PARTE 1 — LAS ROSAS SIN NOMBRE
El ramo llegó poco después del mediodía.

Cien rosas amarillas.

Acababa de enjuagar mi taza de café cuando el timbre resonó en la silenciosa casa. Se suponía que mi esposo, Daniel, estaba de viaje de negocios durante una semana, así que no esperaba a nadie.

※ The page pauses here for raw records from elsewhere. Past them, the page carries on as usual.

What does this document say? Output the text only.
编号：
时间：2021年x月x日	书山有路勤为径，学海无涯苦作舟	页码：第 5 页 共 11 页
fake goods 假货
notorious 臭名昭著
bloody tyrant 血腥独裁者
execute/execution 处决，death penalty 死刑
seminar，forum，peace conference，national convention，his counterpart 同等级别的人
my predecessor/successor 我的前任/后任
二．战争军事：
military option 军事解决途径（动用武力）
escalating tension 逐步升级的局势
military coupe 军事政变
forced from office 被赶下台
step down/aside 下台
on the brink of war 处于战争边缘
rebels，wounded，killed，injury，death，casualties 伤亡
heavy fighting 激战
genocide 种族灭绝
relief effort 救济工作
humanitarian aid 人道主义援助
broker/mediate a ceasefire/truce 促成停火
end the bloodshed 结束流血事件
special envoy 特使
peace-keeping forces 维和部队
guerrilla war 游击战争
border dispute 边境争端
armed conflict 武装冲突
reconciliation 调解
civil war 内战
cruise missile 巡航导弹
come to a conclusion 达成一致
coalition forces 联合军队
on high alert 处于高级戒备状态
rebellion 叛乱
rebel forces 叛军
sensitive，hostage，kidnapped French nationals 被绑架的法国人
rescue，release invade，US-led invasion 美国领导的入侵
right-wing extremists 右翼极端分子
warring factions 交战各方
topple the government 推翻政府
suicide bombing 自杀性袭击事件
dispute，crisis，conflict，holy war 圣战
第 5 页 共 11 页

Al abrir la puerta, un repartidor estaba de pie detrás de una enorme pared de flores doradas.

¿Ámbar?

“Sí.”

“Esto es para ti.”

El ramo era tan pesado que tuve que sujetarlo con ambas manos. Las rosas eran impecables, sus pétalos brillaban bajo la luz de la tarde.

—Alguien tiene muchas ganas de impresionarte —dijo el repartidor.

Busqué una tarjeta entre las flores.

No había ninguno

¿No hay mensaje?

Revisó la pequeña etiqueta de la floristería.

“Solo tu nombre.”

Al principio, sonreí.

Daniel nunca había sido bueno con las notas románticas. Una vez me envió un collar sin tarjeta y luego afirmó que la joya hablaba por sí sola. Después de dieciocho años de matrimonio, conocía su discreta manera de demostrar afecto.

Llevé las rosas al comedor y las coloqué en el centro de la mesa. Por unos instantes, parecieron transformar toda la casa.